4. Things to Do Better Next Time
4.1: Better Signposting
This one has been a perpetual challenge, and one which is really only becoming more difficult over time. As the subsequent games in the series become more mechanically complex, the choices within them test more variables, and have more factors contributing to their various outcomes. That means I need to give players increasing amounts of information so they can make informed choices.
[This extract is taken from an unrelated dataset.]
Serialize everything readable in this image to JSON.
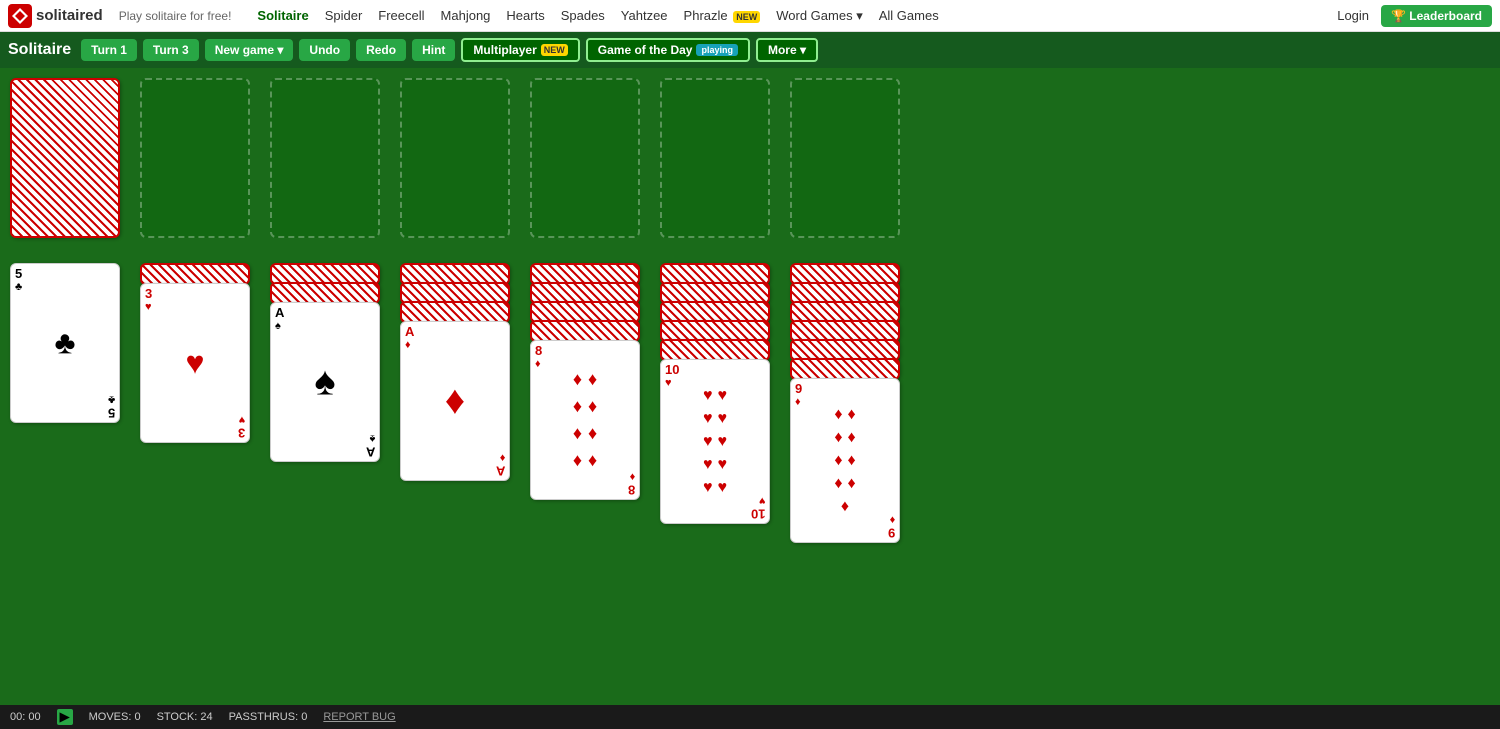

During the writing process of Lords of Infinity, I actually worried a bit that I was being too on the nose with my signposting, that players might feel like their intelligence was being insulted by how often I was hinting as to the consequences of individual choices.
In hindsight, I was having the opposite problem, something which was obscured by the fact that a lot of my playtesters were superfans who possessed far more knowledge of under-the-hood mechanics than your average player would. While I think I have a general idea of how to deliver this information to players, in future, I’ll have to lean harder into doing so, even if that means the risk of telling players things they might already know.
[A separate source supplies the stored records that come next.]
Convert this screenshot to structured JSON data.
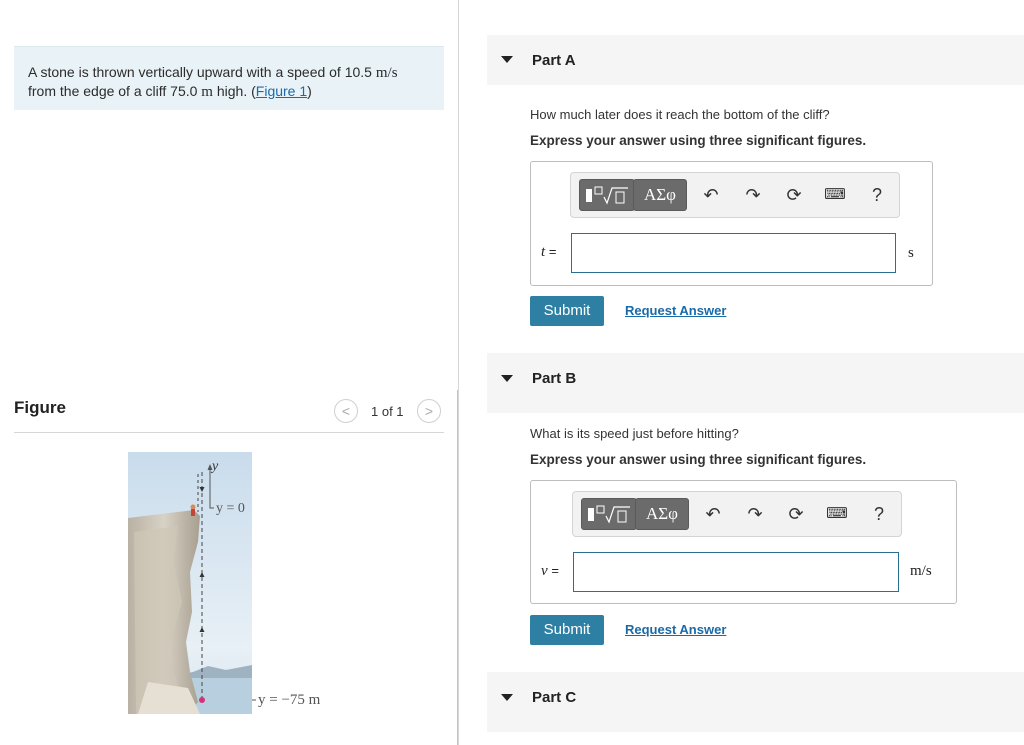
{
  "problem": {
    "text_before_speed": "A stone is thrown vertically upward with a speed of 10.5 ",
    "speed_unit": "m/s",
    "text_from": "from the edge of a cliff 75.0 ",
    "height_unit": "m",
    "text_high": " high. (",
    "figure_link": "Figure 1",
    "text_close": ")"
  },
  "figure": {
    "title": "Figure",
    "pager_prev": "<",
    "pager_text": "1 of 1",
    "pager_next": ">",
    "y_axis_label": "y",
    "y_zero_label": "y = 0",
    "y_bottom_label": "y = −75 m"
  },
  "toolbar": {
    "greek_label": "ΑΣφ",
    "undo_icon": "undo-icon",
    "redo_icon": "redo-icon",
    "reset_icon": "reset-icon",
    "keyboard_icon": "keyboard-icon",
    "help_label": "?"
  },
  "parts": [
    {
      "title": "Part A",
      "question": "How much later does it reach the bottom of the cliff?",
      "instruction": "Express your answer using three significant figures.",
      "variable": "t",
      "equals": "=",
      "unit": "s",
      "input_value": "",
      "submit_label": "Submit",
      "request_label": "Request Answer"
    },
    {
      "title": "Part B",
      "question": "What is its speed just before hitting?",
      "instruction": "Express your answer using three significant figures.",
      "variable": "v",
      "equals": "=",
      "unit": "m/s",
      "input_value": "",
      "submit_label": "Submit",
      "request_label": "Request Answer"
    },
    {
      "title": "Part C"
    }
  ],
  "colors": {
    "accent": "#2d7fa3",
    "link": "#1a6aa8",
    "problem_bg": "#e9f3f7"
  }
}
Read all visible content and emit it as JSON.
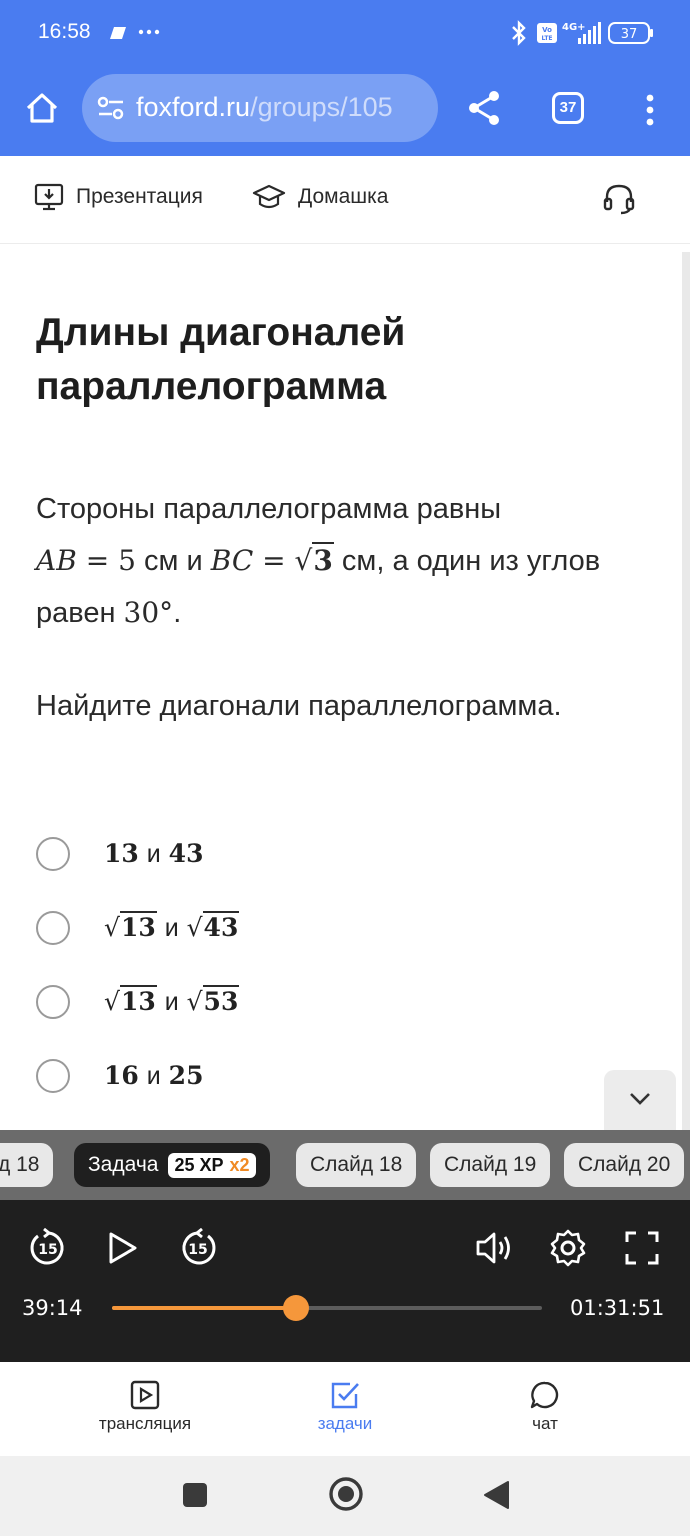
{
  "status_bar": {
    "time": "16:58",
    "battery": "37",
    "icons": [
      "cloud-icon",
      "more-dots-icon",
      "bluetooth-icon",
      "volte-icon",
      "signal-4g-icon",
      "battery-icon"
    ]
  },
  "browser": {
    "url_main": "foxford.ru",
    "url_path": "/groups/105",
    "tab_count": "37",
    "accent": "#4a7cf0"
  },
  "app_header": {
    "presentation": "Презентация",
    "homework": "Домашка"
  },
  "task": {
    "title": "Длины диагоналей параллелограмма",
    "statement": {
      "prefix": "Стороны параллелограмма равны",
      "ab_label": "AB",
      "ab_value": "5",
      "unit": "см",
      "and": "и",
      "bc_label": "BC",
      "bc_value": "3",
      "suffix": ", а один из углов равен",
      "angle": "30°"
    },
    "question": "Найдите диагонали параллелограмма.",
    "options": [
      {
        "a": "13",
        "b": "43",
        "sqrt": false
      },
      {
        "a": "13",
        "b": "43",
        "sqrt": true
      },
      {
        "a": "13",
        "b": "53",
        "sqrt": true
      },
      {
        "a": "16",
        "b": "25",
        "sqrt": false
      }
    ],
    "and_word": "и"
  },
  "slide_strip": {
    "prev_partial": "д 18",
    "active_label": "Задача",
    "xp": "25 XP",
    "multiplier": "x2",
    "slides": [
      "Слайд 18",
      "Слайд 19",
      "Слайд 20"
    ]
  },
  "player": {
    "current_time": "39:14",
    "total_time": "01:31:51",
    "progress_percent": 42.7,
    "skip_seconds": "15",
    "accent": "#f5973b"
  },
  "bottom_nav": {
    "items": [
      "трансляция",
      "задачи",
      "чат"
    ],
    "active": "задачи"
  }
}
4.2: Deliver More Consequences Sooner.
One thing I need to keep in mind is that consequences for decisions – especially major decisions – ought to be delivered in the same installment as they’re made. That doesn’t mean the story thread has to be concluded entirely, but it does mean that the player should feel a major degree of payoff by the time the epilogue comes around.
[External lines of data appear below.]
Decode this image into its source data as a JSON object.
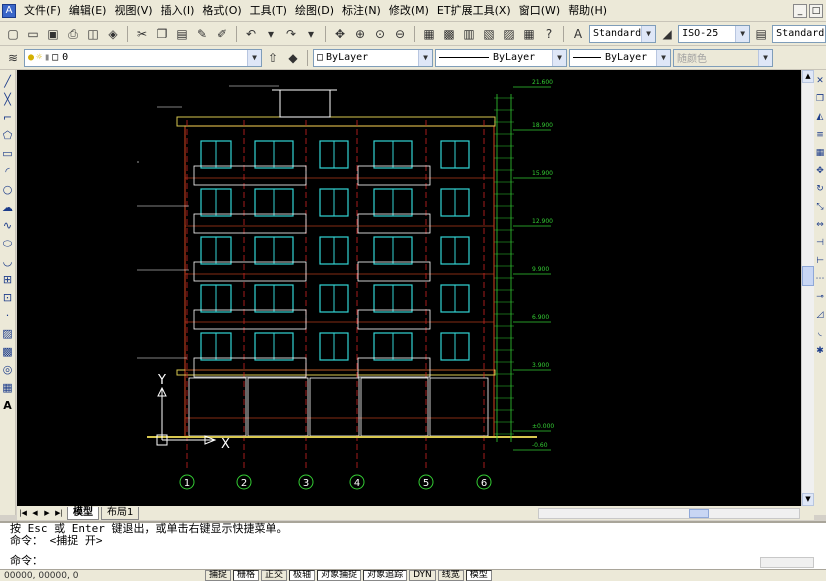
{
  "menubar": {
    "items": [
      "文件(F)",
      "编辑(E)",
      "视图(V)",
      "插入(I)",
      "格式(O)",
      "工具(T)",
      "绘图(D)",
      "标注(N)",
      "修改(M)",
      "ET扩展工具(X)",
      "窗口(W)",
      "帮助(H)"
    ],
    "window_controls": [
      "_",
      "□"
    ]
  },
  "standard_toolbar": {
    "text_style": "Standard",
    "dim_style": "ISO-25",
    "table_style": "Standard"
  },
  "layers_toolbar": {
    "layer": "0",
    "color": "ByLayer",
    "linetype": "ByLayer",
    "lineweight": "ByLayer",
    "plotstyle": "随颜色"
  },
  "drawing": {
    "axis_labels": [
      "1",
      "2",
      "3",
      "4",
      "5",
      "6"
    ],
    "elevations": [
      "21.600",
      "18.900",
      "15.900",
      "12.900",
      "9.900",
      "6.900",
      "3.900",
      "±0.000",
      "-0.60"
    ],
    "ucs_y": "Y",
    "ucs_x": "X",
    "colors": {
      "background": "#000000",
      "wall": "#b03a1a",
      "window": "#33d4d4",
      "dim": "#33cc33",
      "axis": "#cc2222",
      "text": "#ffffff",
      "parapet": "#d8c850"
    }
  },
  "tabs": {
    "model": "模型",
    "layout1": "布局1"
  },
  "command": {
    "line1": "按 Esc 或 Enter 键退出，或单击右键显示快捷菜单。",
    "line2": "命令：  <捕捉 开>",
    "line3": "命令："
  },
  "status": {
    "coords": "00000, 00000, 0",
    "buttons": [
      "捕捉",
      "栅格",
      "正交",
      "极轴",
      "对象捕捉",
      "对象追踪",
      "DYN",
      "线宽",
      "模型"
    ]
  }
}
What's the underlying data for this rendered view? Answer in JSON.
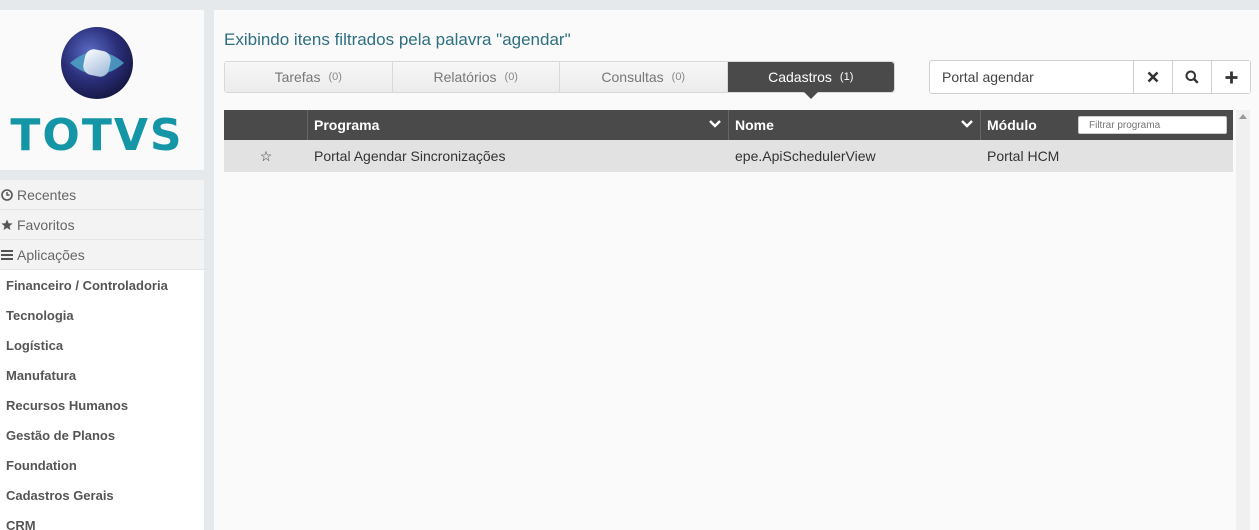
{
  "brand": {
    "name": "TOTVS",
    "color": "#1596a6"
  },
  "sidebar": {
    "sections": [
      {
        "label": "Recentes",
        "icon": "clock-icon"
      },
      {
        "label": "Favoritos",
        "icon": "star-icon"
      },
      {
        "label": "Aplicações",
        "icon": "list-icon"
      }
    ],
    "items": [
      "Financeiro / Controladoria",
      "Tecnologia",
      "Logística",
      "Manufatura",
      "Recursos Humanos",
      "Gestão de Planos",
      "Foundation",
      "Cadastros Gerais",
      "CRM"
    ]
  },
  "main": {
    "title": "Exibindo itens filtrados pela palavra \"agendar\"",
    "tabs": [
      {
        "label": "Tarefas",
        "count": "(0)"
      },
      {
        "label": "Relatórios",
        "count": "(0)"
      },
      {
        "label": "Consultas",
        "count": "(0)"
      },
      {
        "label": "Cadastros",
        "count": "(1)",
        "active": true
      }
    ],
    "search": {
      "value": "Portal agendar"
    }
  },
  "grid": {
    "columns": [
      "Programa",
      "Nome",
      "Módulo"
    ],
    "filter_placeholder": "Filtrar programa",
    "rows": [
      {
        "favorite": "☆",
        "programa": "Portal Agendar Sincronizações",
        "nome": "epe.ApiSchedulerView",
        "modulo": "Portal HCM"
      }
    ]
  },
  "colors": {
    "title": "#2e6f80",
    "header_bg": "#4a4a4a",
    "row_bg": "#e2e2e2",
    "active_tab": "#4a4a4a"
  }
}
The way I’m planning on branching Wars of Infinity will make this a lot easier. That’s going to be a good thing because I won’t just be delivering consequences for choices made in Wars of Infinity itself, but playing “catch-up” for ones made in Lords of Infinity, and even a few in Sabres of Infinity and Guns of Infinity as well.
4.3: Make Branches Easier to Access
This one is another quality-of-life issue, just like with signposting. While I do want optional, missable, and “secret” content to reward multiple playthroughs and risk taking, I need to be more clear that this content exists (beyond presenting an achievement that hints as to its existence), and make it clearer to players that the opportunity cost of seeking out that content will be worth it in the end. Providing useful rewards is part of that, but as those rewards come only in the end to players who play the content to a successful outcome, I also have to ensure that more players are able to access that content as well. That means making its on-ramps more visible (hiding the side-activities behind generic-sound “look for trouble” options was a mistake), and making it clearer that they lead to stuff the players want to experience, while also ensuring that the players don’t have to jump through a gigantic array of hoops just to get their time and effort’s worth.
5. Conclusion
Lords of Infinity took more than four years to outline, write, and finish. It is, by far, the biggest project I have ever completed. I’d like to think I’ve learned a lot over that process, not just about writing, but also about game design and narrative branching. I’ve certainly come a long way since I first started Sabres of Infinity. One day, when the whole series is finished, I think I might go back and “remaster” the entire thing, fixing plot holes, re-linking interrupted story threads, updating the scripting and the stats system, and in general making everything more consistent and more player-friendly.
In the more immediate sense however, I’ve got a lot of lessons to take forward to my next project (which won’t be Wars of Infinity, sorry to say), and I hope that next step will offer me just as many lessons learned going forward.